Net Charge-off and Nonperforming Statistics: The net charge-off rate increased by 7 basis points to 0.09% in 2015 compared
to 2014. The nonperforming loans rate increased by 53 basis points to 0.87% as of December 31, 2015 from December 31,
2014. The increases in these rates reflect losses and credit risk rating downgrades in our oil and gas portfolio and taxi
medallion lending portfolio.
Key factors affecting the results of our Commercial Banking business for 2014, compared to 2013, and changes in financial
condition and credit performance between December 31, 2014 and December 31, 2013 include the following:
Net Interest Income: Net interest income increased by $77 million to $1.8 billion in 2014. The increase was driven by growth
in commercial and multifamily real estate and commercial and industrial loans, partially offset by lower loan yields driven
by market and competitive pressures.
Non-Interest Income: Non-interest income increased by $55 million to $450 million in 2014, primarily driven by increased
revenue related to fee-based services and products attributable to multifamily finance business.
Provision for Credit Losses: The provision for credit losses increased by $117 million to $93 million in 2014, primarily due
to the change from an allowance release in 2013 driven by credit improvements, to an allowance build in 2014 attributable
to loan growth and portfolio specific risks.
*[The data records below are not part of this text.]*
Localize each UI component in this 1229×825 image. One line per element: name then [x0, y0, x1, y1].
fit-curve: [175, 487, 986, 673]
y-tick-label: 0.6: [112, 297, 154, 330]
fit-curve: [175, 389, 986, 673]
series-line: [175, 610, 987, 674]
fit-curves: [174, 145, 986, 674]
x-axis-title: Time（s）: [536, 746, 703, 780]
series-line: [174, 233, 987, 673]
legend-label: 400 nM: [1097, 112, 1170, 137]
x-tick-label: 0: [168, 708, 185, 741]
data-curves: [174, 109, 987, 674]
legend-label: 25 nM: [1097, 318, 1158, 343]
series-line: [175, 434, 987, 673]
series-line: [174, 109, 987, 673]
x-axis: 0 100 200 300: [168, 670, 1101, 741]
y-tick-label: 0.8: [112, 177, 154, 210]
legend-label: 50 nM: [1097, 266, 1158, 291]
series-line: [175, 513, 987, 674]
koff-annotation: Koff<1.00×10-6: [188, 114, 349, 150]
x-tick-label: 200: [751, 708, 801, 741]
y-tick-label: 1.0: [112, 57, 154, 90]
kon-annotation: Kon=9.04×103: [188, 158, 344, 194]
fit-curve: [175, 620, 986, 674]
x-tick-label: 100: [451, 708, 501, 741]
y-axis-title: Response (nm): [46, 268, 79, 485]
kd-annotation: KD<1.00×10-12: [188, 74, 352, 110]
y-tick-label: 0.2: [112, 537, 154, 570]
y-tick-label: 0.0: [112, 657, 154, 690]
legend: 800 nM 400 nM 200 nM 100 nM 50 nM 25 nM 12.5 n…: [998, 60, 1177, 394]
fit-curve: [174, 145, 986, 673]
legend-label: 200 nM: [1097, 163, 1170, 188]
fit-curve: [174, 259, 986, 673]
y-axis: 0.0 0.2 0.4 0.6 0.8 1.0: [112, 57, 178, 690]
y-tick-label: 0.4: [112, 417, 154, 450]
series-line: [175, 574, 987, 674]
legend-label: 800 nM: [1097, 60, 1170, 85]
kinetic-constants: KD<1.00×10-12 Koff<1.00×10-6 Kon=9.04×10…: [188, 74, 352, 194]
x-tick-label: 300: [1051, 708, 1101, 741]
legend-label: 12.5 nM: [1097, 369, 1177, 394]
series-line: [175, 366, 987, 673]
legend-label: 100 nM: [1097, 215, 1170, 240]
The above impact was partially offset by a smaller reserve build due to lower
growth in unfunded lending commitments.
Non-Interest Expense: Non-interest expense increased by $125 million to $1.1 billion in 2014, driven by operating expenses
associated with continued investments in business growth.
Loans Held for Investment: Period-end loans held for investment increased by $5.9 billion to $50.9 billion as of December 31,
2014 from December 31, 2013, and average loans held for investment increased by $7.1 billion to $47.9 billion in 2014
compared to 2013. The increases were driven by loan growth in the commercial and industrial and commercial and
multifamily real estate businesses.
Deposits: Period-end deposits increased by $1.4 billion to $32.0 billion as of December 31, 2014 from December 31, 2013,
driven by our strategy to deepen and expand relationships with commercial customers.
Net Charge-off Statistics: The net charge-off rate decreased by 1 basis point to 0.02% in 2014. The nonperforming loans
rate increased by 1 basis point to 0.34% as of December 31, 2014 from December 31, 2013. The continued strength in the
credit metrics in our Commercial Banking business reflects stable credit trends.
Other Category
Other includes unallocated amounts related to our centralized Corporate Treasury group activities, such as management of our
corporate investment portfolio and asset/liability management, and certain capital management activities. Other also includes
foreign exchange-rate fluctuations on foreign currency-denominated balances; unallocated corporate expenses that do not directly
support the operations of the business segments or for which the business segments are not considered financially accountable in
evaluating their performance, such as certain acquisition and restructuring charges; a portion of the net provision (benefit) for
representation and warranty losses related to continuing operations; and offsets related to certain line-item reclassifications.